Pero también tenías momentos amargos y yo estaba allí; de hecho, cuando te enteraste de que tu coreografía para la ópera Clavileño de Rodolfo Halffter fue rechazada y no llegó a estrenarse, fue uno de ellos.
Y solo tiene que pasar un año para que, nada menos que Don José Ortega y Gasset, tal vez movido por tu fama, sea el que organice la única exposición de pintura que habrá en los salones de la Revista de Occidente, con aquellos diez cuadros tuyos al óleo. Para ti un gran orgullo, pero a la vez una enorme responsabilidad. Son momentos que compartes con Rafael Alberti hasta el año 1933.
Escribes, dibujas, das clases, a la vez que asistes a las tertulias.
Y vino ya en mayo de 1936 tu tercera exposición individual, en el Centro de Estudios e Información de la Construcción, en la Carrera de San Jerónimo de Madrid, por los Amigos del Arte Nuevo organizada por Joan Prats y otros conocidos tuyos como los del Club de los Snobs, en la que diste a conocer tu obra surrealista con los dieciséis cuadros de “Cloacas y Campanarios”, las doce “Arquitecturas minerales y vegetales”, aquellos dibujos de “Construcciones rurales”, y las Misiones pedagógicas de Manuel Bartolomé Cossío.

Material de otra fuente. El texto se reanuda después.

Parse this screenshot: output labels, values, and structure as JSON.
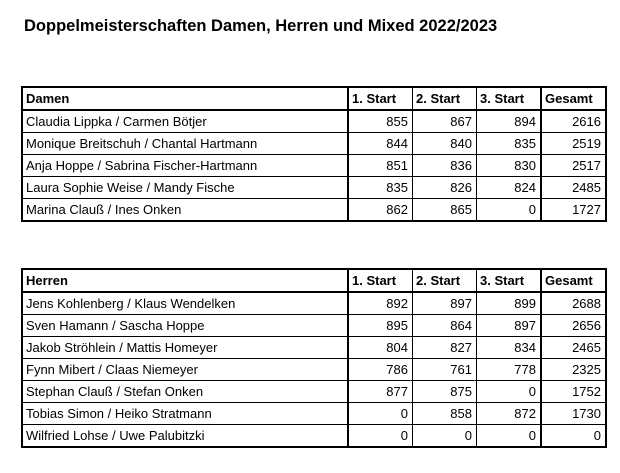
{
  "title": "Doppelmeisterschaften Damen, Herren und Mixed 2022/2023",
  "damen": {
    "header": [
      "Damen",
      "1. Start",
      "2. Start",
      "3. Start",
      "Gesamt"
    ],
    "rows": [
      [
        "Claudia Lippka / Carmen Bötjer",
        "855",
        "867",
        "894",
        "2616"
      ],
      [
        "Monique Breitschuh / Chantal Hartmann",
        "844",
        "840",
        "835",
        "2519"
      ],
      [
        "Anja Hoppe / Sabrina Fischer-Hartmann",
        "851",
        "836",
        "830",
        "2517"
      ],
      [
        "Laura Sophie Weise / Mandy Fische",
        "835",
        "826",
        "824",
        "2485"
      ],
      [
        "Marina Clauß / Ines Onken",
        "862",
        "865",
        "0",
        "1727"
      ]
    ]
  },
  "herren": {
    "header": [
      "Herren",
      "1. Start",
      "2. Start",
      "3. Start",
      "Gesamt"
    ],
    "rows": [
      [
        "Jens Kohlenberg / Klaus Wendelken",
        "892",
        "897",
        "899",
        "2688"
      ],
      [
        "Sven Hamann / Sascha Hoppe",
        "895",
        "864",
        "897",
        "2656"
      ],
      [
        "Jakob Ströhlein / Mattis Homeyer",
        "804",
        "827",
        "834",
        "2465"
      ],
      [
        "Fynn Mibert / Claas Niemeyer",
        "786",
        "761",
        "778",
        "2325"
      ],
      [
        "Stephan Clauß / Stefan Onken",
        "877",
        "875",
        "0",
        "1752"
      ],
      [
        "Tobias Simon / Heiko Stratmann",
        "0",
        "858",
        "872",
        "1730"
      ],
      [
        "Wilfried Lohse / Uwe Palubitzki",
        "0",
        "0",
        "0",
        "0"
      ]
    ]
  }
}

Enseguida la guerra te llevó a Lisboa y allí encontraste la mano tendida de Gabriela Mistral, embajadora de Chile en Portugal.
No puedo más. Ese enfrentamiento fratricida nubla mi memoria y solo me deja recordar el color lejano, pero aún cálido de tu obra, que creo que son un total de ciento cuarenta y siete óleos, y cuarenta bocetos.
Ahora, Maruja —agotada la tinta y la memoria—, déjame que te dé un fuerte abrazo.